Since the development of Douglas Engelbart’s Augmentation of Human Intellect project and early demos such as Xerox Alto computer Apple Lisa and Macintosh, graphical user interfaces (GUI), have dominated the field of human-computer interaction (HCI) for decades. However, the coming conversational interfaces may end the era of ubiquitous GUI. Instead of manipulating metaphors on screen, talking to your device or messaging a bot is more natural since that is the way how we interact with other people. Conversations are contextual and a form of embodiment; thus the interaction can be seamless and meaningful. Moreover, artificial intelligence (AI) empowers conversational interface system to be aware of the context and our preference so that it can better understand our needs and respond intelligently even emotionally. Take Amazon’s Alexa (voice service that powers Echo) for example. By using voice technology and machine learning, Alexa can interact with people in a natural way. Allo, Google’s messaging app which was released recently, is able to create start replies according to the content and context. And the built-in Google Assistant can give you the information you want whenever you ask.
Challenges of CUI
Despite advantages and opportunities of conversational interfaces, there are technical and social challenges. For virtual voice assistants, the obstacle is ambiguity, which lies in spoken conversation. While for textual bots, AI can be a double-edged sword. Remember Microsoft’s AI chatbot Tay? It just took Tay less than 24 hours to grasp racist languages and ironic memes. Although there are advanced in machine learning and natural language processing, AI, on the other hand, may uncover the weakness of human nature.

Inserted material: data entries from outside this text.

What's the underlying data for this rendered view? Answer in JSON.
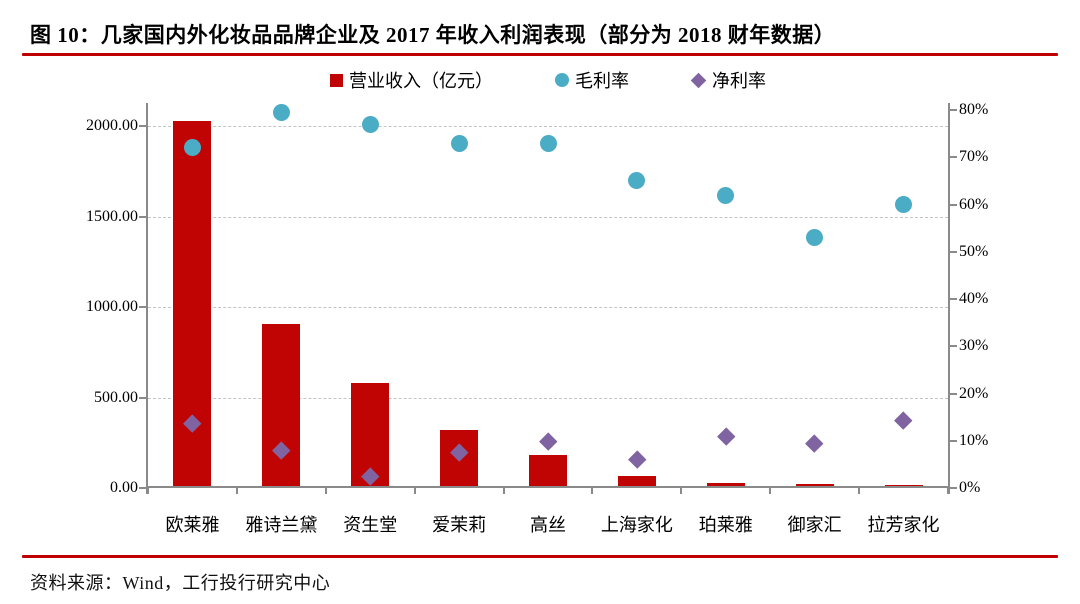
{
  "figure": {
    "title": "图 10：几家国内外化妆品品牌企业及 2017 年收入利润表现（部分为 2018 财年数据）",
    "source": "资料来源：Wind，工行投行研究中心",
    "accent_color": "#C00000"
  },
  "chart_data": {
    "type": "bar",
    "subtype": "combo-dual-axis (bars on left axis, scatter markers on right axis)",
    "title": "图 10：几家国内外化妆品品牌企业及 2017 年收入利润表现（部分为 2018 财年数据）",
    "categories": [
      "欧莱雅",
      "雅诗兰黛",
      "资生堂",
      "爱茉莉",
      "高丝",
      "上海家化",
      "珀莱雅",
      "御家汇",
      "拉芳家化"
    ],
    "series": [
      {
        "name": "营业收入（亿元）",
        "type": "bar",
        "marker": "square",
        "axis": "left",
        "color": "#C00404",
        "values": [
          2030,
          908,
          580,
          320,
          183,
          65,
          27,
          20,
          18
        ]
      },
      {
        "name": "毛利率",
        "type": "scatter",
        "marker": "circle",
        "axis": "right",
        "color": "#4BACC6",
        "values": [
          72,
          79.5,
          77,
          73,
          73,
          65,
          62,
          53,
          60
        ]
      },
      {
        "name": "净利率",
        "type": "scatter",
        "marker": "diamond",
        "axis": "right",
        "color": "#8064A2",
        "values": [
          13.8,
          8,
          2.5,
          7.5,
          10,
          6,
          11,
          9.5,
          14.3
        ]
      }
    ],
    "left_axis": {
      "tick_labels": [
        "0.00",
        "500.00",
        "1000.00",
        "1500.00",
        "2000.00"
      ],
      "tick_values": [
        0,
        500,
        1000,
        1500,
        2000
      ],
      "range": [
        0,
        2130
      ]
    },
    "right_axis": {
      "tick_labels": [
        "0%",
        "10%",
        "20%",
        "30%",
        "40%",
        "50%",
        "60%",
        "70%",
        "80%"
      ],
      "tick_values": [
        0,
        10,
        20,
        30,
        40,
        50,
        60,
        70,
        80
      ],
      "range": [
        0,
        81.5
      ]
    },
    "grid": "horizontal dashed lines at left-axis ticks",
    "legend_position": "top"
  }
}
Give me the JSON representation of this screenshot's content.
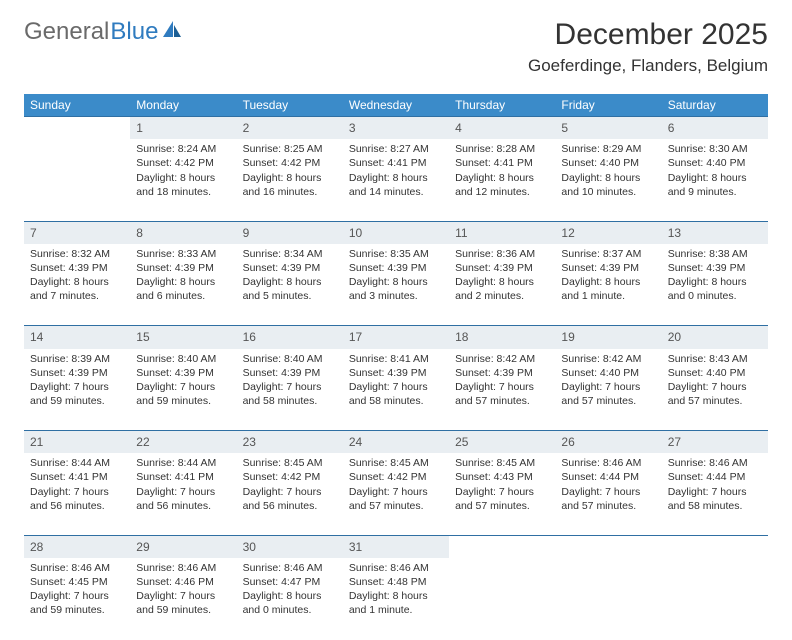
{
  "logo": {
    "text1": "General",
    "text2": "Blue",
    "icon_color": "#2f7bbf"
  },
  "title": "December 2025",
  "location": "Goeferdinge, Flanders, Belgium",
  "colors": {
    "header_bg": "#3b8bc9",
    "daynum_bg": "#e9eef2",
    "border": "#2f6fa3",
    "text": "#333333"
  },
  "day_headers": [
    "Sunday",
    "Monday",
    "Tuesday",
    "Wednesday",
    "Thursday",
    "Friday",
    "Saturday"
  ],
  "weeks": [
    {
      "nums": [
        "",
        "1",
        "2",
        "3",
        "4",
        "5",
        "6"
      ],
      "cells": [
        null,
        {
          "sr": "Sunrise: 8:24 AM",
          "ss": "Sunset: 4:42 PM",
          "dl": "Daylight: 8 hours and 18 minutes."
        },
        {
          "sr": "Sunrise: 8:25 AM",
          "ss": "Sunset: 4:42 PM",
          "dl": "Daylight: 8 hours and 16 minutes."
        },
        {
          "sr": "Sunrise: 8:27 AM",
          "ss": "Sunset: 4:41 PM",
          "dl": "Daylight: 8 hours and 14 minutes."
        },
        {
          "sr": "Sunrise: 8:28 AM",
          "ss": "Sunset: 4:41 PM",
          "dl": "Daylight: 8 hours and 12 minutes."
        },
        {
          "sr": "Sunrise: 8:29 AM",
          "ss": "Sunset: 4:40 PM",
          "dl": "Daylight: 8 hours and 10 minutes."
        },
        {
          "sr": "Sunrise: 8:30 AM",
          "ss": "Sunset: 4:40 PM",
          "dl": "Daylight: 8 hours and 9 minutes."
        }
      ]
    },
    {
      "nums": [
        "7",
        "8",
        "9",
        "10",
        "11",
        "12",
        "13"
      ],
      "cells": [
        {
          "sr": "Sunrise: 8:32 AM",
          "ss": "Sunset: 4:39 PM",
          "dl": "Daylight: 8 hours and 7 minutes."
        },
        {
          "sr": "Sunrise: 8:33 AM",
          "ss": "Sunset: 4:39 PM",
          "dl": "Daylight: 8 hours and 6 minutes."
        },
        {
          "sr": "Sunrise: 8:34 AM",
          "ss": "Sunset: 4:39 PM",
          "dl": "Daylight: 8 hours and 5 minutes."
        },
        {
          "sr": "Sunrise: 8:35 AM",
          "ss": "Sunset: 4:39 PM",
          "dl": "Daylight: 8 hours and 3 minutes."
        },
        {
          "sr": "Sunrise: 8:36 AM",
          "ss": "Sunset: 4:39 PM",
          "dl": "Daylight: 8 hours and 2 minutes."
        },
        {
          "sr": "Sunrise: 8:37 AM",
          "ss": "Sunset: 4:39 PM",
          "dl": "Daylight: 8 hours and 1 minute."
        },
        {
          "sr": "Sunrise: 8:38 AM",
          "ss": "Sunset: 4:39 PM",
          "dl": "Daylight: 8 hours and 0 minutes."
        }
      ]
    },
    {
      "nums": [
        "14",
        "15",
        "16",
        "17",
        "18",
        "19",
        "20"
      ],
      "cells": [
        {
          "sr": "Sunrise: 8:39 AM",
          "ss": "Sunset: 4:39 PM",
          "dl": "Daylight: 7 hours and 59 minutes."
        },
        {
          "sr": "Sunrise: 8:40 AM",
          "ss": "Sunset: 4:39 PM",
          "dl": "Daylight: 7 hours and 59 minutes."
        },
        {
          "sr": "Sunrise: 8:40 AM",
          "ss": "Sunset: 4:39 PM",
          "dl": "Daylight: 7 hours and 58 minutes."
        },
        {
          "sr": "Sunrise: 8:41 AM",
          "ss": "Sunset: 4:39 PM",
          "dl": "Daylight: 7 hours and 58 minutes."
        },
        {
          "sr": "Sunrise: 8:42 AM",
          "ss": "Sunset: 4:39 PM",
          "dl": "Daylight: 7 hours and 57 minutes."
        },
        {
          "sr": "Sunrise: 8:42 AM",
          "ss": "Sunset: 4:40 PM",
          "dl": "Daylight: 7 hours and 57 minutes."
        },
        {
          "sr": "Sunrise: 8:43 AM",
          "ss": "Sunset: 4:40 PM",
          "dl": "Daylight: 7 hours and 57 minutes."
        }
      ]
    },
    {
      "nums": [
        "21",
        "22",
        "23",
        "24",
        "25",
        "26",
        "27"
      ],
      "cells": [
        {
          "sr": "Sunrise: 8:44 AM",
          "ss": "Sunset: 4:41 PM",
          "dl": "Daylight: 7 hours and 56 minutes."
        },
        {
          "sr": "Sunrise: 8:44 AM",
          "ss": "Sunset: 4:41 PM",
          "dl": "Daylight: 7 hours and 56 minutes."
        },
        {
          "sr": "Sunrise: 8:45 AM",
          "ss": "Sunset: 4:42 PM",
          "dl": "Daylight: 7 hours and 56 minutes."
        },
        {
          "sr": "Sunrise: 8:45 AM",
          "ss": "Sunset: 4:42 PM",
          "dl": "Daylight: 7 hours and 57 minutes."
        },
        {
          "sr": "Sunrise: 8:45 AM",
          "ss": "Sunset: 4:43 PM",
          "dl": "Daylight: 7 hours and 57 minutes."
        },
        {
          "sr": "Sunrise: 8:46 AM",
          "ss": "Sunset: 4:44 PM",
          "dl": "Daylight: 7 hours and 57 minutes."
        },
        {
          "sr": "Sunrise: 8:46 AM",
          "ss": "Sunset: 4:44 PM",
          "dl": "Daylight: 7 hours and 58 minutes."
        }
      ]
    },
    {
      "nums": [
        "28",
        "29",
        "30",
        "31",
        "",
        "",
        ""
      ],
      "cells": [
        {
          "sr": "Sunrise: 8:46 AM",
          "ss": "Sunset: 4:45 PM",
          "dl": "Daylight: 7 hours and 59 minutes."
        },
        {
          "sr": "Sunrise: 8:46 AM",
          "ss": "Sunset: 4:46 PM",
          "dl": "Daylight: 7 hours and 59 minutes."
        },
        {
          "sr": "Sunrise: 8:46 AM",
          "ss": "Sunset: 4:47 PM",
          "dl": "Daylight: 8 hours and 0 minutes."
        },
        {
          "sr": "Sunrise: 8:46 AM",
          "ss": "Sunset: 4:48 PM",
          "dl": "Daylight: 8 hours and 1 minute."
        },
        null,
        null,
        null
      ]
    }
  ]
}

As a designer, it’s thrilling yet challenging to think about how to create elegant conversational experience. For CUI design, I think simplicity, clarity, and personality are key factors. Although CUI should enable people to complete perhaps complex tasks, it’s essential to keep the conversation simple and focus on the context of specific scenario. Clarity requires less ambiguous information and allow users to interact seamlessly. As a natural interaction should be like talking to a friend, a bot with personality can be fun and engaging.